After a previous read of “A Good Man is Hard to Find,” I found it impenetrable. While I liked some of her work very much (Good Country People in particular) I found I didn’t get the ‘joke,’ in this story. Is the story suggesting that the mean and small-spirited people of the story deserve, in some respect, their murders? I don’t think so. The Misfit is carefully presented in almost garish detail as a true monster. And really, the mistakes of the grandmother are very small in proportion to their consequences. Finally we have the mystery of the grandmother’s execution after pronouncing The Misfit, “one of my babies...one of my own children!” It took until this second reading for me to understand the point of this exercise - not a detailing of one vain and self-important individual’s comeuppance but rather the recapitulation of something more valuable. The grandmother is aware, horribly aware of the fate of her children and herself. She is brought to death’s door and allowed to see for one moment the bleakness that lies beyond. We can say the grandmother is able to understand the tragedy of someone's life besides herself. O’Connor has her accepting The Misfit, accepting his tragedy as worth comment and lament. It is not a joyous realization but then, as The Misfit says, “It’s no real pleasure in life.”
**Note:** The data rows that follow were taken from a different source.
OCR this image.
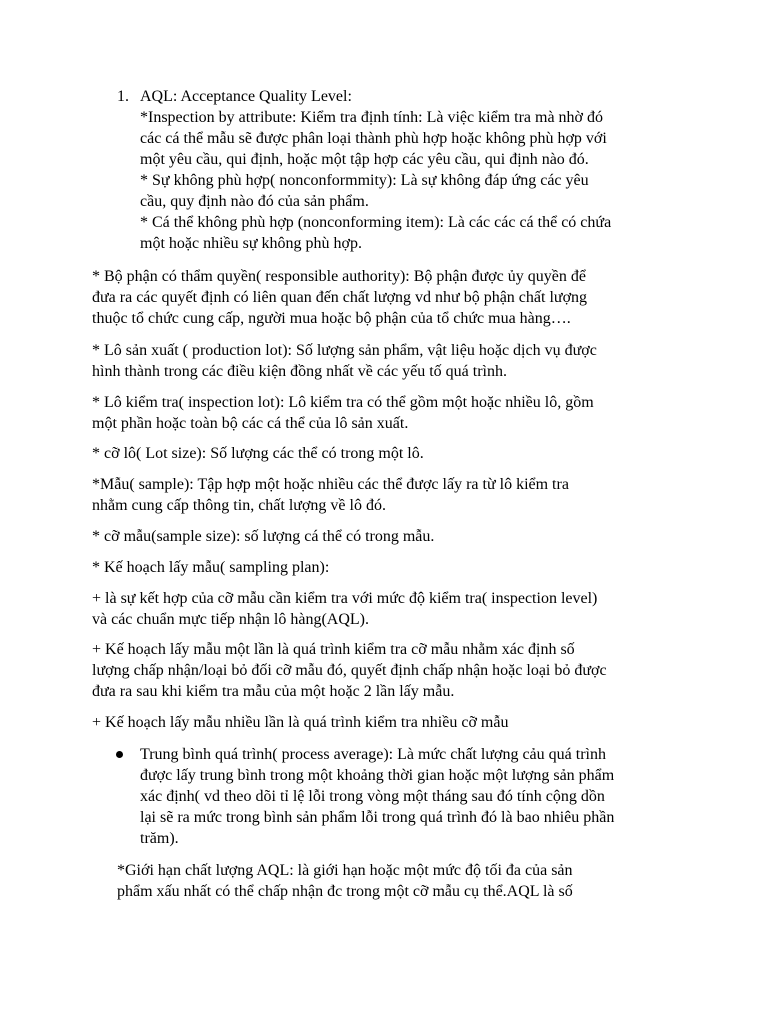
1. AQL: Acceptance Quality Level:
*Inspection by attribute: Kiểm tra định tính: Là việc kiểm tra mà nhờ đó
các cá thể mẫu sẽ được phân loại thành phù hợp hoặc không phù hợp với
một yêu cầu, qui định, hoặc một tập hợp các yêu cầu, qui định nào đó.
* Sự không phù hợp( nonconformmity): Là sự không đáp ứng các yêu
cầu, quy định nào đó của sản phẩm.
* Cá thể không phù hợp (nonconforming item): Là các các cá thể có chứa
một hoặc nhiều sự không phù hợp.
* Bộ phận có thẩm quyền( responsible authority): Bộ phận được ủy quyền để
đưa ra các quyết định có liên quan đến chất lượng vd như bộ phận chất lượng
thuộc tổ chức cung cấp, người mua hoặc bộ phận của tổ chức mua hàng….
* Lô sản xuất ( production lot): Số lượng sản phẩm, vật liệu hoặc dịch vụ được
hình thành trong các điều kiện đồng nhất về các yếu tố quá trình.
* Lô kiểm tra( inspection lot): Lô kiểm tra có thể gồm một hoặc nhiều lô, gồm
một phần hoặc toàn bộ các cá thể của lô sản xuất.
* cỡ lô( Lot size): Số lượng các thể có trong một lô.
*Mẫu( sample): Tập hợp một hoặc nhiều các thể được lấy ra từ lô kiểm tra
nhằm cung cấp thông tin, chất lượng về lô đó.
* cỡ mẫu(sample size): số lượng cá thể có trong mẫu.
* Kế hoạch lấy mẫu( sampling plan):
+ là sự kết hợp của cỡ mẫu cần kiểm tra với mức độ kiểm tra( inspection level)
và các chuẩn mực tiếp nhận lô hàng(AQL).
+ Kế hoạch lấy mẫu một lần là quá trình kiểm tra cỡ mẫu nhằm xác định số
lượng chấp nhận/loại bỏ đối cỡ mẫu đó, quyết định chấp nhận hoặc loại bỏ được
đưa ra sau khi kiểm tra mẫu của một hoặc 2 lần lấy mẫu.
+ Kế hoạch lấy mẫu nhiều lần là quá trình kiểm tra nhiều cỡ mẫu
Trung bình quá trình( process average): Là mức chất lượng cảu quá trình
được lấy trung bình trong một khoảng thời gian hoặc một lượng sản phẩm
xác định( vd theo dõi tỉ lệ lỗi trong vòng một tháng sau đó tính cộng dồn
lại sẽ ra mức trong bình sản phẩm lỗi trong quá trình đó là bao nhiêu phần
trăm).
*Giới hạn chất lượng AQL: là giới hạn hoặc một mức độ tối đa của sản
phẩm xấu nhất có thể chấp nhận đc trong một cỡ mẫu cụ thể.AQL là số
The story drives this point home with its choice of imagery and foreshadowing. O’Connor devotes the first third of the story to the small details of the family’s clothing and mannerisms, trivial details like the mileage meter’s tally or the advertisements for road-side restaurants. This creates a comfortable solidity to the story. When the narrative literally careens off of the road, these images weigh down what might quickly turn lurid and ethereal. An example of foreshadowing appears after one of the descriptions of the grandmother: ‘in case of an accident, anyone seeing her dead on the highway would know at once that she was a lady.’ Well, the readers will encounter her dead body by the end of the story. Whether she is everyone's definition of a lady is up for debate, but she certainly surprises us with her magnanimous statement before her death.
In terms of what I’d like to learn from this story I’d say that the more ordinary of O’Connor’s techniques are very important: her use of imagery and naturalistic dialogue grounds the story. I think a reader gets a picture of the family in all of its cranky dysfunction and we want them to be shaken out of their complacency. In “We Have Always Lived in the Castle,” the outlandishness of the narrator propelled the story. The wide gap between Merricat and conventional reality provides and interesting tension. In “A Good Man,” the conventionality of the characters draws us in. As a writer, O’Connor is able to generate outsized tragedies from collisions of the mundane and the grotesque. Each is applied in just the right proportion.